A thin light beam is shining onto a wall. You take a solid block of glass that is 3.0cm thick and place it between the wall and the beam. The refractive index of the glass is 1.5. The angle between the beam and the surface of the block is 60° What is the incident angle of the beam on the block.
the incident angle is measured relative to the normal to the surface
90º - 60º = 30º
To find the incident angle of the beam on the block, we can use the concept of Snell's Law. Snell's Law relates the incident angle (angle of the incoming beam with respect to the normal) and the refractive index of the two media involved.
The incident angle on the block can be found by reversing the roles of the glass and air. Let's consider the air as the initial medium and the glass as the final medium.
Snell's Law is given by:
n1 sinθ1 = n2 sinθ2
Where:
- n1 and n2 are the refractive indices of the initial and final media, respectively.
- θ1 is the incident angle of the light beam on the surface (with respect to the normal).
- θ2 is the angle of light inside the glass (with respect to the normal).
In this case, the incident angle on the block is given as 60°, and the refractive index of the glass is 1.5. We want to find the incident angle of the beam on the block.

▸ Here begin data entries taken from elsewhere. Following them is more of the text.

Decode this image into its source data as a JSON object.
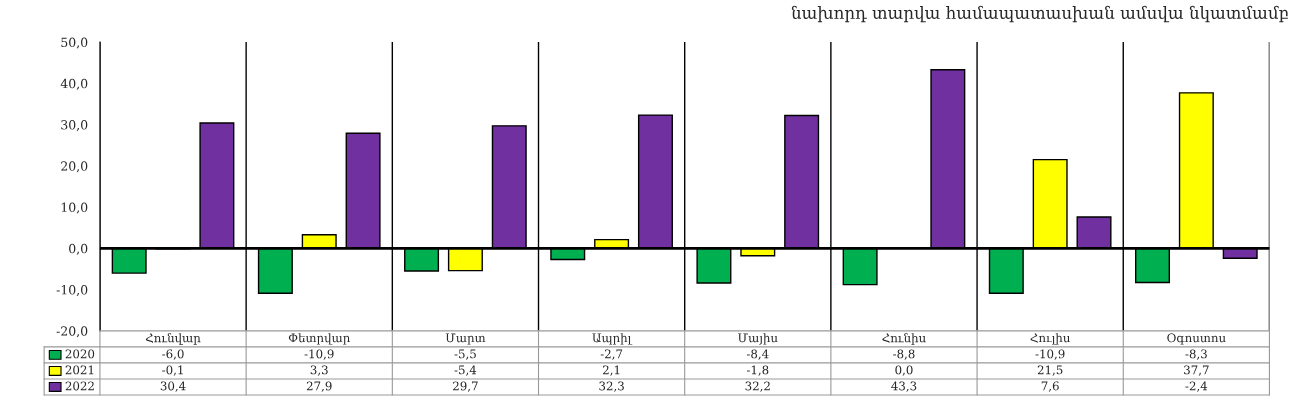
{
  "chart_data": {
    "type": "bar",
    "title": "նախորդ տարվա համապատասխան ամսվա նկատմամբ",
    "categories": [
      "Հունվար",
      "Փետրվար",
      "Մարտ",
      "Ապրիլ",
      "Մայիս",
      "Հունիս",
      "Հուլիս",
      "Օգոստոս"
    ],
    "series": [
      {
        "name": "2020",
        "color": "#00b050",
        "values": [
          -6.0,
          -10.9,
          -5.5,
          -2.7,
          -8.4,
          -8.8,
          -10.9,
          -8.3
        ],
        "value_labels": [
          "-6,0",
          "-10,9",
          "-5,5",
          "-2,7",
          "-8,4",
          "-8,8",
          "-10,9",
          "-8,3"
        ]
      },
      {
        "name": "2021",
        "color": "#ffff00",
        "values": [
          -0.1,
          3.3,
          -5.4,
          2.1,
          -1.8,
          0.0,
          21.5,
          37.7
        ],
        "value_labels": [
          "-0,1",
          "3,3",
          "-5,4",
          "2,1",
          "-1,8",
          "0,0",
          "21,5",
          "37,7"
        ]
      },
      {
        "name": "2022",
        "color": "#7030a0",
        "values": [
          30.4,
          27.9,
          29.7,
          32.3,
          32.2,
          43.3,
          7.6,
          -2.4
        ],
        "value_labels": [
          "30,4",
          "27,9",
          "29,7",
          "32,3",
          "32,2",
          "43,3",
          "7,6",
          "-2,4"
        ]
      }
    ],
    "ylim": [
      -20,
      50
    ],
    "yticks": [
      {
        "value": -20,
        "label": "-20,0"
      },
      {
        "value": -10,
        "label": "-10,0"
      },
      {
        "value": 0,
        "label": "0,0"
      },
      {
        "value": 10,
        "label": "10,0"
      },
      {
        "value": 20,
        "label": "20,0"
      },
      {
        "value": 30,
        "label": "30,0"
      },
      {
        "value": 40,
        "label": "40,0"
      },
      {
        "value": 50,
        "label": "50,0"
      }
    ],
    "ref_lines": [
      {
        "axis": "y",
        "value": 0,
        "color": "#000000"
      }
    ],
    "grid": "x",
    "legend": "bottom"
  }
}
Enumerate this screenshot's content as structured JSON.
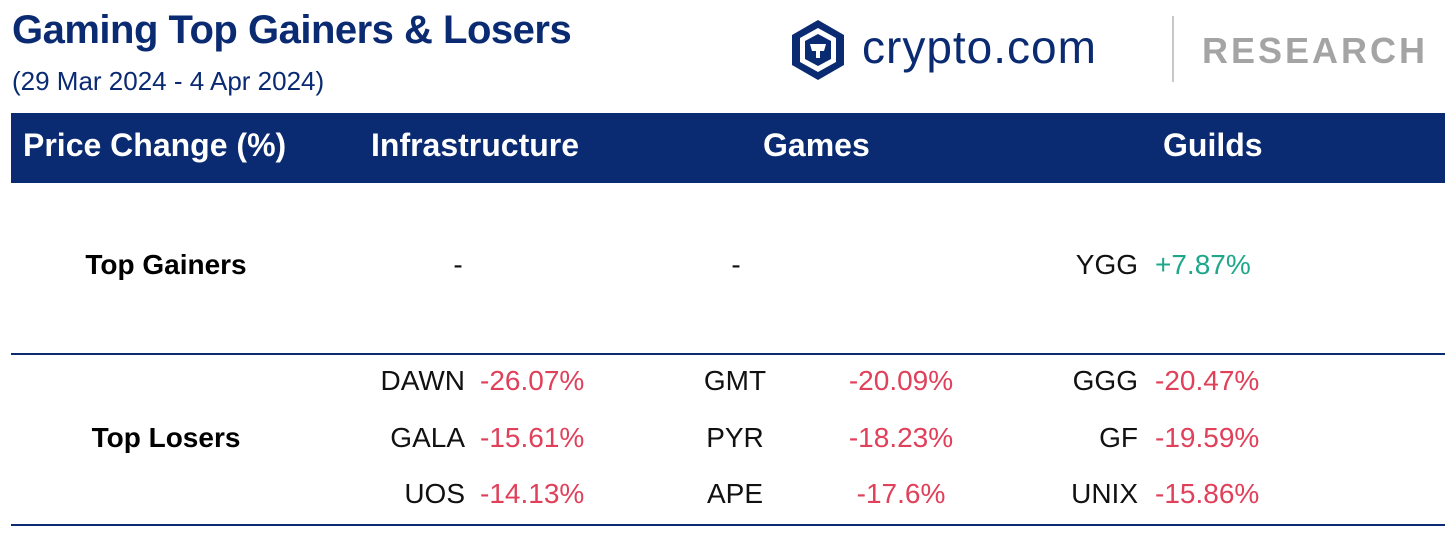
{
  "title": "Gaming Top Gainers & Losers",
  "subtitle": "(29 Mar 2024 - 4 Apr 2024)",
  "brand": {
    "name": "crypto.com",
    "division": "RESEARCH",
    "logo_icon": "crypto-com-lion-shield-icon"
  },
  "colors": {
    "navy": "#0a2a72",
    "gain": "#1ea78a",
    "loss": "#e0405a",
    "divider": "#c8c8c8",
    "research_grey": "#a4a4a4"
  },
  "table": {
    "header": {
      "label_col": "Price Change (%)",
      "infrastructure": "Infrastructure",
      "games": "Games",
      "guilds": "Guilds"
    },
    "top_gainers": {
      "label": "Top Gainers",
      "infrastructure": "-",
      "games": "-",
      "guilds": [
        {
          "ticker": "YGG",
          "change": "+7.87%"
        }
      ]
    },
    "top_losers": {
      "label": "Top Losers",
      "infrastructure": [
        {
          "ticker": "DAWN",
          "change": "-26.07%"
        },
        {
          "ticker": "GALA",
          "change": "-15.61%"
        },
        {
          "ticker": "UOS",
          "change": "-14.13%"
        }
      ],
      "games": [
        {
          "ticker": "GMT",
          "change": "-20.09%"
        },
        {
          "ticker": "PYR",
          "change": "-18.23%"
        },
        {
          "ticker": "APE",
          "change": "-17.6%"
        }
      ],
      "guilds": [
        {
          "ticker": "GGG",
          "change": "-20.47%"
        },
        {
          "ticker": "GF",
          "change": "-19.59%"
        },
        {
          "ticker": "UNIX",
          "change": "-15.86%"
        }
      ]
    }
  }
}
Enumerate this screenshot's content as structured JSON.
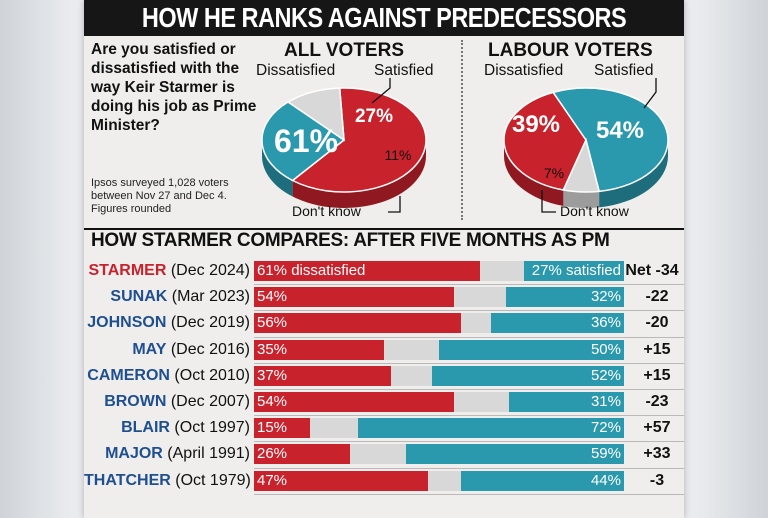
{
  "header": {
    "title": "HOW HE RANKS AGAINST PREDECESSORS"
  },
  "question": "Are you satisfied or dissatisfied with the way Keir Starmer is doing his job as Prime Minister?",
  "note": "Ipsos surveyed 1,028 voters between Nov 27 and Dec 4. Figures rounded",
  "pies": {
    "all": {
      "title": "ALL VOTERS",
      "dissatisfied_label": "Dissatisfied",
      "satisfied_label": "Satisfied",
      "dontknow_label": "Don't know",
      "dissatisfied": "61%",
      "satisfied": "27%",
      "dontknow": "11%"
    },
    "labour": {
      "title": "LABOUR VOTERS",
      "dissatisfied_label": "Dissatisfied",
      "satisfied_label": "Satisfied",
      "dontknow_label": "Don't know",
      "dissatisfied": "39%",
      "satisfied": "54%",
      "dontknow": "7%"
    }
  },
  "compare_title": "HOW STARMER COMPARES: AFTER FIVE MONTHS AS PM",
  "colors": {
    "dissatisfied": "#c8222c",
    "satisfied": "#2a98ad",
    "dontknow": "#d8d8d8",
    "banner": "#161616"
  },
  "chart_data": [
    {
      "type": "pie",
      "title": "ALL VOTERS",
      "categories": [
        "Dissatisfied",
        "Satisfied",
        "Don't know"
      ],
      "values": [
        61,
        27,
        11
      ]
    },
    {
      "type": "pie",
      "title": "LABOUR VOTERS",
      "categories": [
        "Dissatisfied",
        "Satisfied",
        "Don't know"
      ],
      "values": [
        39,
        54,
        7
      ]
    },
    {
      "type": "bar",
      "title": "HOW STARMER COMPARES: AFTER FIVE MONTHS AS PM",
      "stacked": true,
      "rows": [
        {
          "name": "STARMER",
          "date": "(Dec 2024)",
          "dissatisfied": 61,
          "satisfied": 27,
          "d_label": "61% dissatisfied",
          "s_label": "27% satisfied",
          "net": "Net -34"
        },
        {
          "name": "SUNAK",
          "date": "(Mar 2023)",
          "dissatisfied": 54,
          "satisfied": 32,
          "d_label": "54%",
          "s_label": "32%",
          "net": "-22"
        },
        {
          "name": "JOHNSON",
          "date": "(Dec 2019)",
          "dissatisfied": 56,
          "satisfied": 36,
          "d_label": "56%",
          "s_label": "36%",
          "net": "-20"
        },
        {
          "name": "MAY",
          "date": "(Dec 2016)",
          "dissatisfied": 35,
          "satisfied": 50,
          "d_label": "35%",
          "s_label": "50%",
          "net": "+15"
        },
        {
          "name": "CAMERON",
          "date": "(Oct 2010)",
          "dissatisfied": 37,
          "satisfied": 52,
          "d_label": "37%",
          "s_label": "52%",
          "net": "+15"
        },
        {
          "name": "BROWN",
          "date": "(Dec 2007)",
          "dissatisfied": 54,
          "satisfied": 31,
          "d_label": "54%",
          "s_label": "31%",
          "net": "-23"
        },
        {
          "name": "BLAIR",
          "date": "(Oct 1997)",
          "dissatisfied": 15,
          "satisfied": 72,
          "d_label": "15%",
          "s_label": "72%",
          "net": "+57"
        },
        {
          "name": "MAJOR",
          "date": "(April 1991)",
          "dissatisfied": 26,
          "satisfied": 59,
          "d_label": "26%",
          "s_label": "59%",
          "net": "+33"
        },
        {
          "name": "THATCHER",
          "date": "(Oct 1979)",
          "dissatisfied": 47,
          "satisfied": 44,
          "d_label": "47%",
          "s_label": "44%",
          "net": "-3"
        }
      ]
    }
  ]
}
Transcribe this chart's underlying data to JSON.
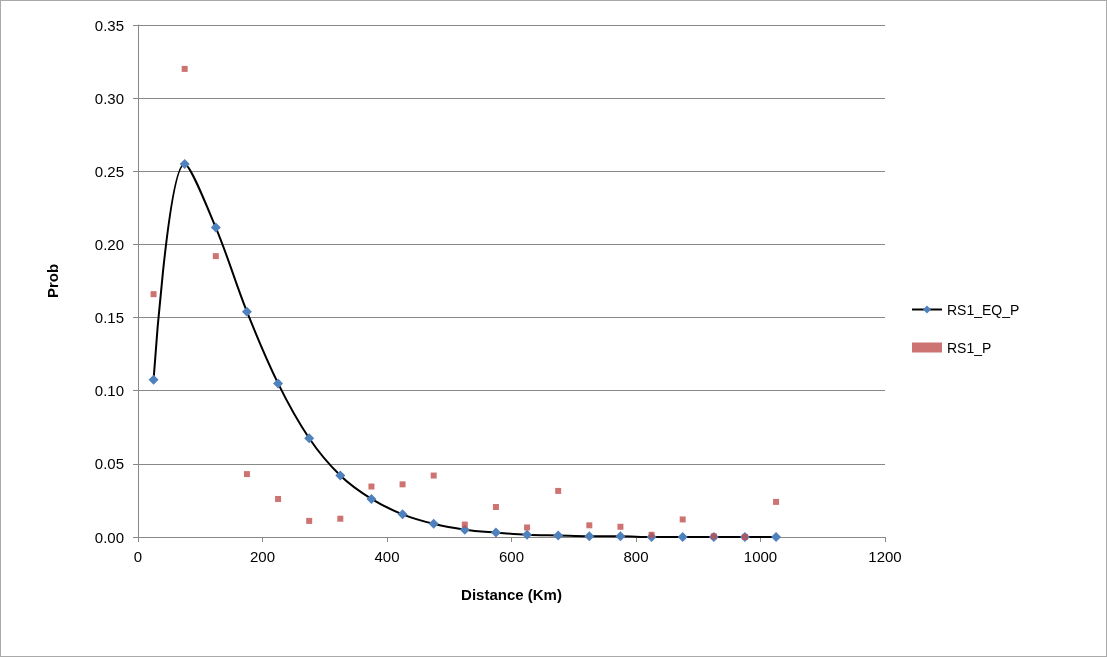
{
  "chart_data": {
    "type": "scatter",
    "xlabel": "Distance (Km)",
    "ylabel": "Prob",
    "xlim": [
      0,
      1200
    ],
    "xticks": [
      0,
      200,
      400,
      600,
      800,
      1000,
      1200
    ],
    "ylim": [
      0,
      0.35
    ],
    "yticks": [
      {
        "value": 0,
        "label": "0.00"
      },
      {
        "value": 0.05,
        "label": "0.05"
      },
      {
        "value": 0.1,
        "label": "0.10"
      },
      {
        "value": 0.15,
        "label": "0.15"
      },
      {
        "value": 0.2,
        "label": "0.20"
      },
      {
        "value": 0.25,
        "label": "0.25"
      },
      {
        "value": 0.3,
        "label": "0.30"
      },
      {
        "value": 0.35,
        "label": "0.35"
      }
    ],
    "grid": "y",
    "legend": "right",
    "x": [
      25,
      75,
      125,
      175,
      225,
      275,
      325,
      375,
      425,
      475,
      525,
      575,
      625,
      675,
      725,
      775,
      825,
      875,
      925,
      975,
      1025
    ],
    "series": [
      {
        "name": "RS1_EQ_P",
        "type": "line",
        "marker": "diamond",
        "line_style": "solid",
        "color": "#4f81bd",
        "values": [
          0.1075,
          0.255,
          0.2115,
          0.154,
          0.105,
          0.0675,
          0.042,
          0.026,
          0.0155,
          0.009,
          0.005,
          0.003,
          0.0015,
          0.001,
          0.0005,
          0.0005,
          0,
          0,
          0,
          0,
          0
        ]
      },
      {
        "name": "RS1_P",
        "marker": "square",
        "color": "#c0504d",
        "values": [
          0.166,
          0.32,
          0.192,
          0.043,
          0.026,
          0.011,
          0.0125,
          0.0345,
          0.036,
          0.042,
          0.0085,
          0.0205,
          0.0065,
          0.0315,
          0.008,
          0.007,
          0.0015,
          0.012,
          0.0005,
          0,
          0.024
        ]
      }
    ]
  }
}
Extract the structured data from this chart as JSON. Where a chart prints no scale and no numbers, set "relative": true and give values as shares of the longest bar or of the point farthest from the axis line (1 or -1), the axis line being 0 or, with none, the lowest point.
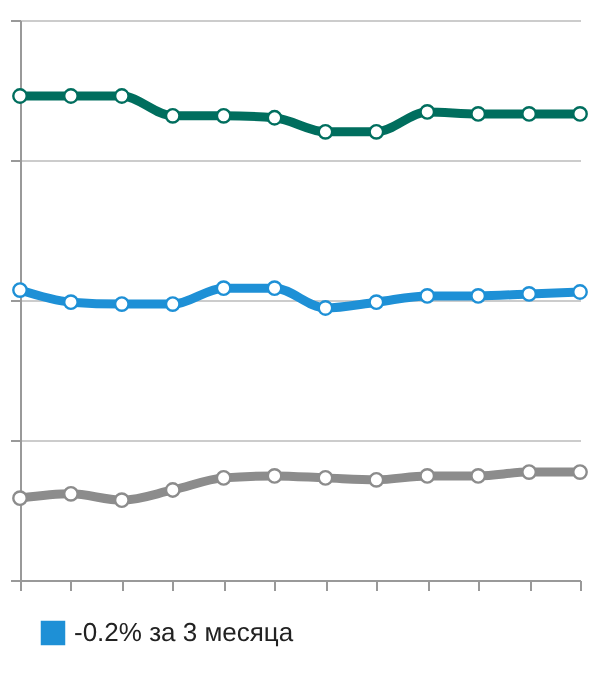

Let's rearrange Snell's Law to solve for θ1:
θ1 = sin^(-1)((n2 * sinθ2) / n1)
Substituting the given values:
- n1 (refractive index of air) is approximately 1.
- n2 (refractive index of glass) is 1.5.
- θ2 (angle inside the glass) is 60° (since the incident angle and the angle inside the glass are the same).
θ1 = sin^(-1)((1.5 * sin(60°)) / 1)
Using a scientific calculator to compute this expression:
θ1 ≈ sin^(-1)(1.5 * 0.866) ≈ sin^(-1)(1.299) ≈ 51.91°
Therefore, the incident angle of the beam on the block is approximately 51.91°.